The stages of recovery after the loss of a loved one typically involve allowing yourself to experience the pain, which gradually gives way to accepting reality


I met my cousin at a family wedding after 11 years. I feel hugely attracted to her and want to take it forward. Is it really wrong?

Name withheld, New Delhi

I don't think it's wrong, but you need to consider the implications. I think you need to think about the results of what this relationship would create; is it just going to be one-off, or will this be ongoing for the rest of your lives? It sounds like there are some real feelings there, so, are you going to hide it? Are you going to hide this relationship and it's familial nature from your other relatives and friends? It's not about right or wrong, this isn't a moral issue, it's about helping and harming. What's going to help this situation and be the best for everyone involved? Just think about this and make your own decisions based on consideration of all involved, directly or indirectly.

I lost my mother in 2016. I can't bear it. When do you think I can overcome this? Please help me get back to a normal life.

Madhuri Bhagat, Noida

Everyone processes loss in their own way and by their own individual timeline, it can be difficult to recognise when and if feelings of loss have developed into complicated grief. Also known as persistent complex bereavement disorder, this form of grief is usually marked by emotions so severe, painful and long-lasting that a person cannot seem to accept the loss and move forward to resume life, even many months or years afterward. The stages of recovery after the loss of a loved one typically involve allowing yourself to experience the pain of your loss, which gradually gives way to accepting the reality of it and finding a way to move forward. The healing process also involves finding it possible, in time, to enjoy other relationships. If you continue to experience a heightened focus on reminders of your loved one that triggers intense pain, grief counseling can be helpful. Please try to be stronger and you will be able to move ahead.

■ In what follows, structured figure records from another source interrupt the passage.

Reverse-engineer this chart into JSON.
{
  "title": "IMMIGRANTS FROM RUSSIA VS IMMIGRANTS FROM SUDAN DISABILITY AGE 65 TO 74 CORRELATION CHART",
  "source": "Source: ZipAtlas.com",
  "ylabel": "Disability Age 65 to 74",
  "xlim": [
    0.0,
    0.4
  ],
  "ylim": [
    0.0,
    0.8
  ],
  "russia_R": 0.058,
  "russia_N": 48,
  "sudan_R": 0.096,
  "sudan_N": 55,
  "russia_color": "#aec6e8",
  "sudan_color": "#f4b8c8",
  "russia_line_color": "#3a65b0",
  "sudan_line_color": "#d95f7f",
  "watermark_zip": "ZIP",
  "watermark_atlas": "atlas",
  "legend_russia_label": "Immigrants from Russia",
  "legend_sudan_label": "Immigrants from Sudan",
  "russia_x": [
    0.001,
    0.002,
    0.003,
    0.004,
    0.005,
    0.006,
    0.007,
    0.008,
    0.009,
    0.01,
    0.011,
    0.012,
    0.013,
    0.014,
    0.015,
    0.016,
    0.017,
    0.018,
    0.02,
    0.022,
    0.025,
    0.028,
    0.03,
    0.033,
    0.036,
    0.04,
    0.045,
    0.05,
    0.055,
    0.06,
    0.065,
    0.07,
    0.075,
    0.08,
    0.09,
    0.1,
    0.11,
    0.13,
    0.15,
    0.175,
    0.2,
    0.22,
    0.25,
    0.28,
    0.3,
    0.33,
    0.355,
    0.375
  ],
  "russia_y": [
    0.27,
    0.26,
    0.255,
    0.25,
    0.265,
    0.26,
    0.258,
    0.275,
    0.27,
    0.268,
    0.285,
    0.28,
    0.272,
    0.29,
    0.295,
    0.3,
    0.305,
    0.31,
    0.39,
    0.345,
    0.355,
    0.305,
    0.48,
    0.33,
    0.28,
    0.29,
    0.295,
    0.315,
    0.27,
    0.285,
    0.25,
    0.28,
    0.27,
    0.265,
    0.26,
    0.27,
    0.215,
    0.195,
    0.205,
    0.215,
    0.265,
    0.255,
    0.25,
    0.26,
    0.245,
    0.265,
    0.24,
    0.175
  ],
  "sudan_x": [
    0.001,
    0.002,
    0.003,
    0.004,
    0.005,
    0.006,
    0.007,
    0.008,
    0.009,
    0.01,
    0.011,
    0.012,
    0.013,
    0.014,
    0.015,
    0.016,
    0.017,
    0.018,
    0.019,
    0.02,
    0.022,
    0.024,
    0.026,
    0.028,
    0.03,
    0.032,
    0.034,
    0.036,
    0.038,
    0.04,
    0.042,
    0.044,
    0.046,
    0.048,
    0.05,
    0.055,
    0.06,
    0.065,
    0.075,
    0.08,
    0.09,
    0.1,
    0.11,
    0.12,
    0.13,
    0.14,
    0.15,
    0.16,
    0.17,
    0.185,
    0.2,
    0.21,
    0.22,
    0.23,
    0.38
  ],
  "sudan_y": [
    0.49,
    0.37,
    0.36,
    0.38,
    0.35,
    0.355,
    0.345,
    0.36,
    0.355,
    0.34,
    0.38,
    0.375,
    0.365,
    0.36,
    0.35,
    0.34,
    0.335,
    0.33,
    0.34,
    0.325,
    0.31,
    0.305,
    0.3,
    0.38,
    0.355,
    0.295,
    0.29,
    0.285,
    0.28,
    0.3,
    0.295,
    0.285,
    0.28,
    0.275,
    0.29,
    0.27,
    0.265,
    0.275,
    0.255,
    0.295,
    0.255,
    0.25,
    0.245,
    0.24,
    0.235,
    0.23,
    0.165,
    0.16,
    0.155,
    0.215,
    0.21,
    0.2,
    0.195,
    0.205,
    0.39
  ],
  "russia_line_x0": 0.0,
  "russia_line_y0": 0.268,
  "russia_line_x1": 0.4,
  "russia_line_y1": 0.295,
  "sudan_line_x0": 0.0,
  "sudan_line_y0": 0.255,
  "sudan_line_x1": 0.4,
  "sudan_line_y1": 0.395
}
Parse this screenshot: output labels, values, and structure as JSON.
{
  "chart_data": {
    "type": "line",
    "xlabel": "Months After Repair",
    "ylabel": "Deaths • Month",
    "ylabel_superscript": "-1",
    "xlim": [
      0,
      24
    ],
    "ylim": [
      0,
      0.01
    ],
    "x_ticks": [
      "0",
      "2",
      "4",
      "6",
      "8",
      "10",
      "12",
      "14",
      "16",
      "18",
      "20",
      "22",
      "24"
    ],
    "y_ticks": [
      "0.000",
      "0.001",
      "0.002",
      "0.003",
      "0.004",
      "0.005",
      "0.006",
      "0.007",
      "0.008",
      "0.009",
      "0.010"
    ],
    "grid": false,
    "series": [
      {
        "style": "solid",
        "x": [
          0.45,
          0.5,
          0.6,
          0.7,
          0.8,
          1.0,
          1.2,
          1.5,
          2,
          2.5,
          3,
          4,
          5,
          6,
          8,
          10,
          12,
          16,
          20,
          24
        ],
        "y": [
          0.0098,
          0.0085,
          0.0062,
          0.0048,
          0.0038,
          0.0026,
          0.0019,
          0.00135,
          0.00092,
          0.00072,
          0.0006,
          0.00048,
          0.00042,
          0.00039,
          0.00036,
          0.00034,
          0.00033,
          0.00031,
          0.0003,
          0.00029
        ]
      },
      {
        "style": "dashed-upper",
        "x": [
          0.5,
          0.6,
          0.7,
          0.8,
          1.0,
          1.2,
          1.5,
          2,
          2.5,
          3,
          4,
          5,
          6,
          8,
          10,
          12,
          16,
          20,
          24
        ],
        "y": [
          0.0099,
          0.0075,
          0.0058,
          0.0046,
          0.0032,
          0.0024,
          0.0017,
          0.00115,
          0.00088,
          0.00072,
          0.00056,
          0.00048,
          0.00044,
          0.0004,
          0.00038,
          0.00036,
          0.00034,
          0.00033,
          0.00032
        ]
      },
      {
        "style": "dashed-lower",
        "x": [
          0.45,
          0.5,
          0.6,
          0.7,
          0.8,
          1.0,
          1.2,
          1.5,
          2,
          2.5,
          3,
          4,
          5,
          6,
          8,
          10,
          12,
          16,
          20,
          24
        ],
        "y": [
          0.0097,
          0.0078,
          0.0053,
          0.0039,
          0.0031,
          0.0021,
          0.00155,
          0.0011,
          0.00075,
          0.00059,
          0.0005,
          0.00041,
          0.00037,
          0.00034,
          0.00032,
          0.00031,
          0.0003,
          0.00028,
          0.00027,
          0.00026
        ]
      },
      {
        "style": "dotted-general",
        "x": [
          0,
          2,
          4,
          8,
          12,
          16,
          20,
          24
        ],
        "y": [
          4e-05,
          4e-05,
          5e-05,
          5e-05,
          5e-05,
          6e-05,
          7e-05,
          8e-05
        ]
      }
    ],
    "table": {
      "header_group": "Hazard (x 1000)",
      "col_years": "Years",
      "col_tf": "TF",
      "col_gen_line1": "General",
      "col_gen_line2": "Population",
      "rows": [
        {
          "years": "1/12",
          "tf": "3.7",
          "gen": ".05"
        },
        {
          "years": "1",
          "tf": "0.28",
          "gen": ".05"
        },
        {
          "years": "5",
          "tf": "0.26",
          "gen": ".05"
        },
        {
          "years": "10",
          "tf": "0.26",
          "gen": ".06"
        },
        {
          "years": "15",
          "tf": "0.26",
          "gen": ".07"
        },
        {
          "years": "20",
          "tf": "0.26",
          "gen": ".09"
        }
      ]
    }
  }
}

I'm 24 and my boyfriend is 21. We have been dating since 5 months. He loves me but is poor when we try to make love. I really don't know what to do. Please help.

S.S, Kolkata

Everyone has their own preferences when it comes to loving. It could just be that your new man has learned a different technique that isn't your cup of tea. If this is the case and you can retrain him using the techniques you desire, then you're well on your way to blissful, passionate happiness. Count your lucky stars that your partner has the presence of mind and desire to listen and make sure you are satisfied. If he still can't get it together after you've tried everything, he's probably never going to be good enough. It's decision-making time for you. Only you can decide if all of his other qualities are worth keeping him for, or if it's time to let go.

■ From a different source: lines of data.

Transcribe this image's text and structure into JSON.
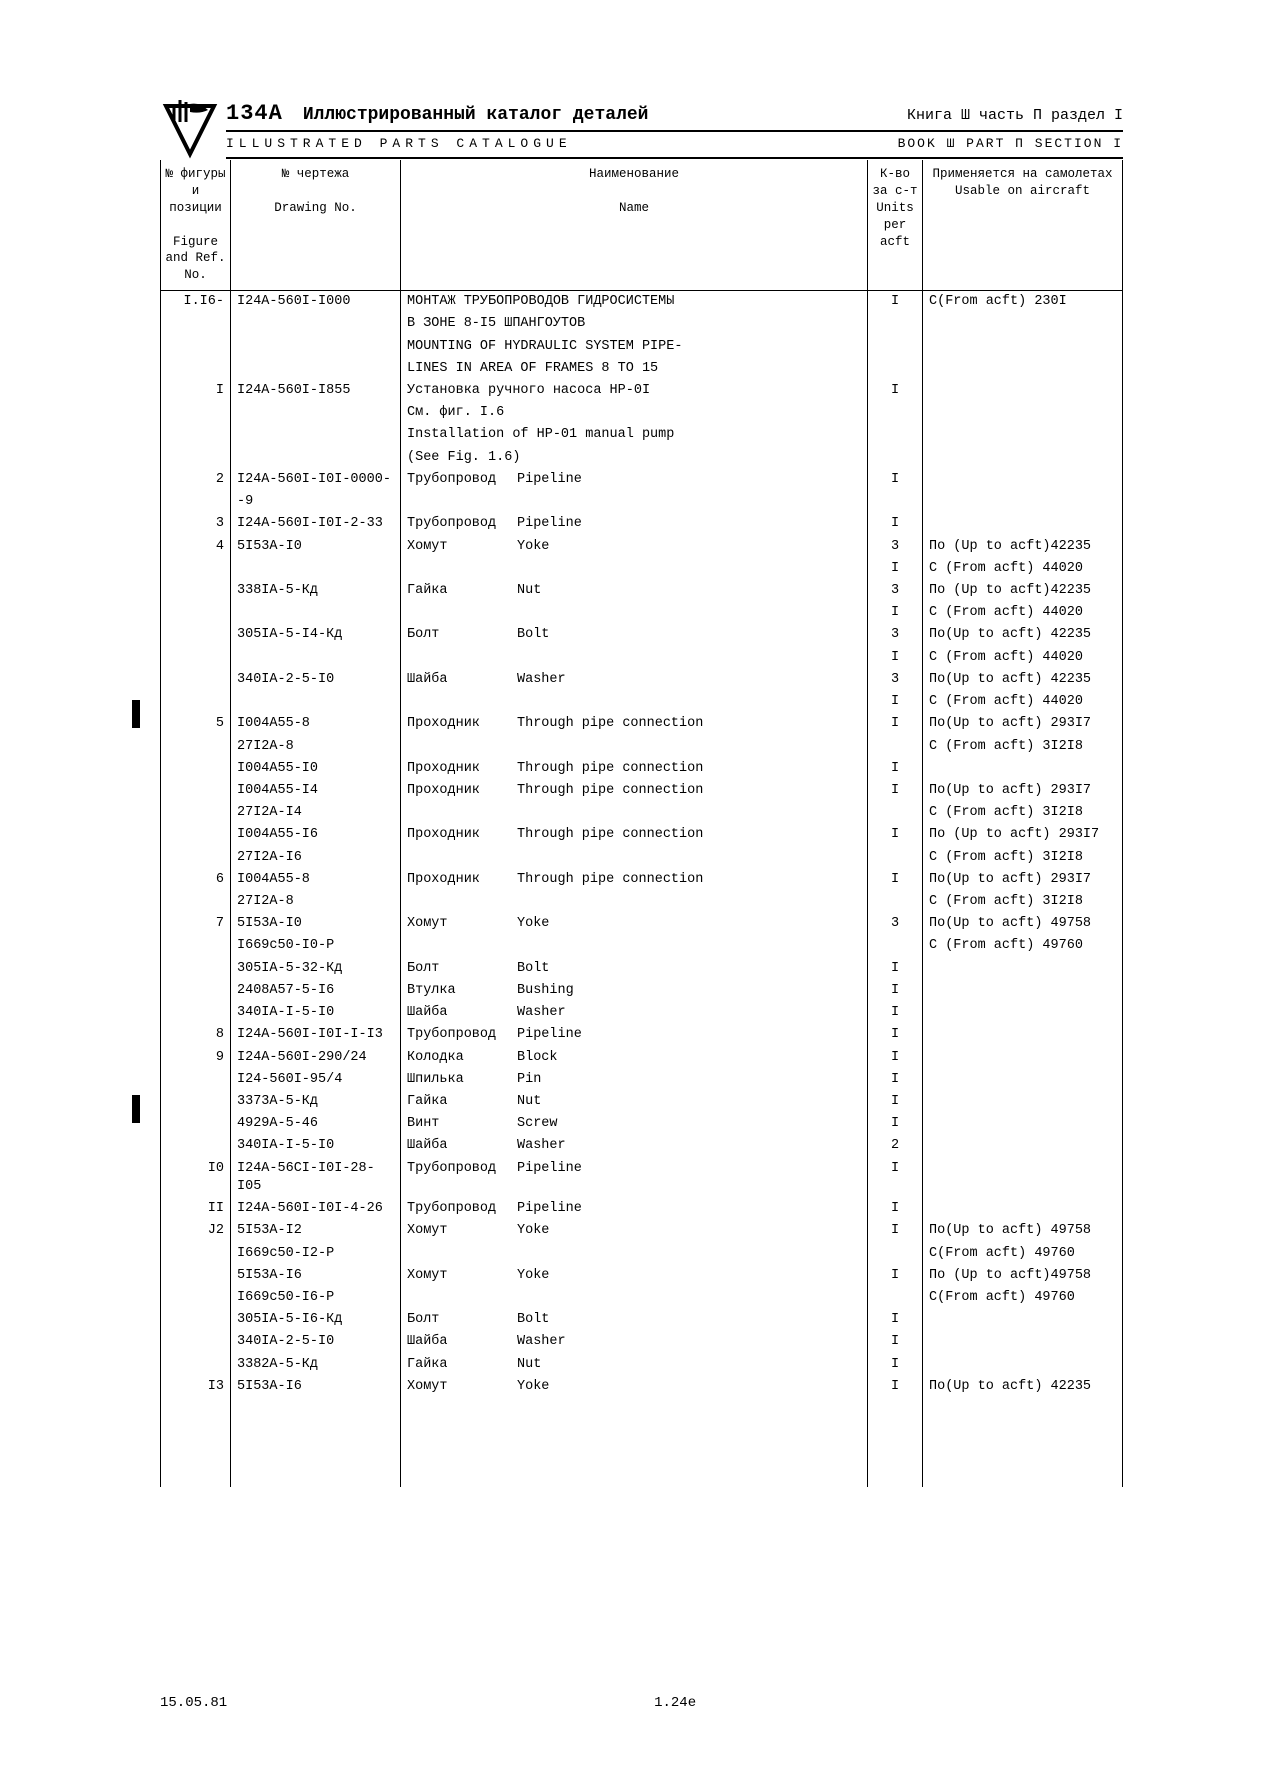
{
  "header": {
    "model": "134A",
    "title_ru": "Иллюстрированный  каталог  деталей",
    "title_en": "ILLUSTRATED  PARTS  CATALOGUE",
    "book_ru": "Книга  Ш   часть  П   раздел  I",
    "book_en": "BOOK  Ш    PART  П  SECTION I"
  },
  "columns": {
    "c1_ru": "№ фигуры и позиции",
    "c1_en": "Figure and Ref. No.",
    "c2_ru": "№  чертежа",
    "c2_en": "Drawing No.",
    "c3_ru": "Наименование",
    "c3_en": "Name",
    "c4_ru": "К-во за с-т",
    "c4_en": "Units per acft",
    "c5_ru": "Применяется на самолетах",
    "c5_en": "Usable on aircraft"
  },
  "rows": [
    {
      "ref": "I.I6-",
      "drw": "I24A-560I-I000",
      "name": "МОНТАЖ ТРУБОПРОВОДОВ ГИДРОСИСТЕМЫ",
      "units": "I",
      "use": "С(From acft)   230I",
      "pad": 1
    },
    {
      "ref": "",
      "drw": "",
      "name": "В ЗОНЕ 8-I5 ШПАНГОУТОВ",
      "units": "",
      "use": "",
      "pad": 1
    },
    {
      "ref": "",
      "drw": "",
      "name": "MOUNTING OF HYDRAULIC SYSTEM PIPE-",
      "units": "",
      "use": "",
      "pad": 1
    },
    {
      "ref": "",
      "drw": "",
      "name": "LINES IN AREA OF FRAMES 8 TO 15",
      "units": "",
      "use": "",
      "pad": 1
    },
    {
      "ref": "I",
      "drw": "I24A-560I-I855",
      "name": "Установка ручного насоса НР-0I",
      "units": "I",
      "use": ""
    },
    {
      "ref": "",
      "drw": "",
      "name": "См. фиг. I.6",
      "units": "",
      "use": ""
    },
    {
      "ref": "",
      "drw": "",
      "name": "Installation of HP-01 manual pump",
      "units": "",
      "use": ""
    },
    {
      "ref": "",
      "drw": "",
      "name": "(See Fig. 1.6)",
      "units": "",
      "use": ""
    },
    {
      "ref": "2",
      "drw": "I24A-560I-I0I-0000-",
      "name_ru": "Трубопровод",
      "name_en": "Pipeline",
      "units": "I",
      "use": ""
    },
    {
      "ref": "",
      "drw": "-9",
      "name": "",
      "units": "",
      "use": ""
    },
    {
      "ref": "3",
      "drw": "I24A-560I-I0I-2-33",
      "name_ru": "Трубопровод",
      "name_en": "Pipeline",
      "units": "I",
      "use": ""
    },
    {
      "ref": "4",
      "drw": "5I53A-I0",
      "name_ru": "Хомут",
      "name_en": "Yoke",
      "units": "3",
      "use": "По (Up to acft)42235"
    },
    {
      "ref": "",
      "drw": "",
      "name": "",
      "units": "I",
      "use": "С (From acft)  44020"
    },
    {
      "ref": "",
      "drw": "338IA-5-Кд",
      "name_ru": "Гайка",
      "name_en": "Nut",
      "units": "3",
      "use": "По (Up to acft)42235"
    },
    {
      "ref": "",
      "drw": "",
      "name": "",
      "units": "I",
      "use": "С (From acft)  44020"
    },
    {
      "ref": "",
      "drw": "305IA-5-I4-Кд",
      "name_ru": "Болт",
      "name_en": "Bolt",
      "units": "3",
      "use": "По(Up to acft) 42235"
    },
    {
      "ref": "",
      "drw": "",
      "name": "",
      "units": "I",
      "use": "С (From acft)  44020"
    },
    {
      "ref": "",
      "drw": "340IA-2-5-I0",
      "name_ru": "Шайба",
      "name_en": "Washer",
      "units": "3",
      "use": "По(Up to acft) 42235"
    },
    {
      "ref": "",
      "drw": "",
      "name": "",
      "units": "I",
      "use": "С (From acft)  44020"
    },
    {
      "ref": "5",
      "drw": "I004A55-8",
      "name_ru": "Проходник",
      "name_en": "Through pipe connection",
      "units": "I",
      "use": "По(Up to acft) 293I7"
    },
    {
      "ref": "",
      "drw": "27I2A-8",
      "name": "",
      "units": "",
      "use": "С (From acft)  3I2I8"
    },
    {
      "ref": "",
      "drw": "I004A55-I0",
      "name_ru": "Проходник",
      "name_en": "Through pipe connection",
      "units": "I",
      "use": ""
    },
    {
      "ref": "",
      "drw": "I004A55-I4",
      "name_ru": "Проходник",
      "name_en": "Through pipe connection",
      "units": "I",
      "use": "По(Up to acft) 293I7"
    },
    {
      "ref": "",
      "drw": "27I2A-I4",
      "name": "",
      "units": "",
      "use": "С (From acft)  3I2I8"
    },
    {
      "ref": "",
      "drw": "I004A55-I6",
      "name_ru": "Проходник",
      "name_en": "Through pipe connection",
      "units": "I",
      "use": "По (Up to acft) 293I7"
    },
    {
      "ref": "",
      "drw": "27I2A-I6",
      "name": "",
      "units": "",
      "use": "С (From acft)  3I2I8"
    },
    {
      "ref": "6",
      "drw": "I004A55-8",
      "name_ru": "Проходник",
      "name_en": "Through pipe connection",
      "units": "I",
      "use": "По(Up to acft) 293I7"
    },
    {
      "ref": "",
      "drw": "27I2A-8",
      "name": "",
      "units": "",
      "use": "С (From acft)  3I2I8"
    },
    {
      "ref": "7",
      "drw": "5I53A-I0",
      "name_ru": "Хомут",
      "name_en": "Yoke",
      "units": "3",
      "use": "По(Up to acft) 49758"
    },
    {
      "ref": "",
      "drw": "I669с50-I0-Р",
      "name": "",
      "units": "",
      "use": "С (From acft) 49760"
    },
    {
      "ref": "",
      "drw": "305IA-5-32-Кд",
      "name_ru": "Болт",
      "name_en": "Bolt",
      "units": "I",
      "use": ""
    },
    {
      "ref": "",
      "drw": "2408А57-5-I6",
      "name_ru": "Втулка",
      "name_en": "Bushing",
      "units": "I",
      "use": ""
    },
    {
      "ref": "",
      "drw": "340IA-I-5-I0",
      "name_ru": "Шайба",
      "name_en": "Washer",
      "units": "I",
      "use": ""
    },
    {
      "ref": "8",
      "drw": "I24A-560I-I0I-I-I3",
      "name_ru": "Трубопровод",
      "name_en": "Pipeline",
      "units": "I",
      "use": ""
    },
    {
      "ref": "9",
      "drw": "I24A-560I-290/24",
      "name_ru": "Колодка",
      "name_en": "Block",
      "units": "I",
      "use": ""
    },
    {
      "ref": "",
      "drw": "I24-560I-95/4",
      "name_ru": "Шпилька",
      "name_en": "Pin",
      "units": "I",
      "use": ""
    },
    {
      "ref": "",
      "drw": "3373А-5-Кд",
      "name_ru": "Гайка",
      "name_en": "Nut",
      "units": "I",
      "use": ""
    },
    {
      "ref": "",
      "drw": "4929А-5-46",
      "name_ru": "Винт",
      "name_en": "Screw",
      "units": "I",
      "use": ""
    },
    {
      "ref": "",
      "drw": "340IA-I-5-I0",
      "name_ru": "Шайба",
      "name_en": "Washer",
      "units": "2",
      "use": ""
    },
    {
      "ref": "I0",
      "drw": "I24A-56СI-I0I-28-I05",
      "name_ru": "Трубопровод",
      "name_en": "Pipeline",
      "units": "I",
      "use": ""
    },
    {
      "ref": "II",
      "drw": "I24A-560I-I0I-4-26",
      "name_ru": "Трубопровод",
      "name_en": "Pipeline",
      "units": "I",
      "use": ""
    },
    {
      "ref": "J2",
      "drw": "5I53A-I2",
      "name_ru": "Хомут",
      "name_en": "Yoke",
      "units": "I",
      "use": "По(Up to acft) 49758"
    },
    {
      "ref": "",
      "drw": "I669с50-I2-Р",
      "name": "",
      "units": "",
      "use": "С(From acft)  49760"
    },
    {
      "ref": "",
      "drw": "5I53A-I6",
      "name_ru": "Хомут",
      "name_en": "Yoke",
      "units": "I",
      "use": "По (Up to acft)49758"
    },
    {
      "ref": "",
      "drw": "I669с50-I6-Р",
      "name": "",
      "units": "",
      "use": "С(From acft)  49760"
    },
    {
      "ref": "",
      "drw": "305IA-5-I6-Кд",
      "name_ru": "Болт",
      "name_en": "Bolt",
      "units": "I",
      "use": ""
    },
    {
      "ref": "",
      "drw": "340IA-2-5-I0",
      "name_ru": "Шайба",
      "name_en": "Washer",
      "units": "I",
      "use": ""
    },
    {
      "ref": "",
      "drw": "3382А-5-Кд",
      "name_ru": "Гайка",
      "name_en": "Nut",
      "units": "I",
      "use": ""
    },
    {
      "ref": "I3",
      "drw": "5I53A-I6",
      "name_ru": "Хомут",
      "name_en": "Yoke",
      "units": "I",
      "use": "По(Up to acft) 42235"
    }
  ],
  "blank_rows": 4,
  "footer": {
    "left": "15.05.81",
    "center": "1.24е"
  },
  "binder_marks": [
    700,
    1095
  ]
}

I had a breakup with my lover a few weeks ago. I feel I have moved on but often I feel angry and bitter. I need to cut off and move on. Need your guidance.

Megha Singh, New Delhi

If you had truly moved on, you wouldn't be thinking about him at all, let alone still getting angry about things he did. It takes time to get over anger, but if you're conscious of how much time and energy you're wasting still being mad at him, that would be the first step to cutting it off. Every time a negative thought enters your head, make the choice to distract yourself and not dwell on it. If you haven't gone through this process yet, you need to start it now. There is no point holding on to a wave. You must love yourself a bit more to realise your worth and move on with your head held high.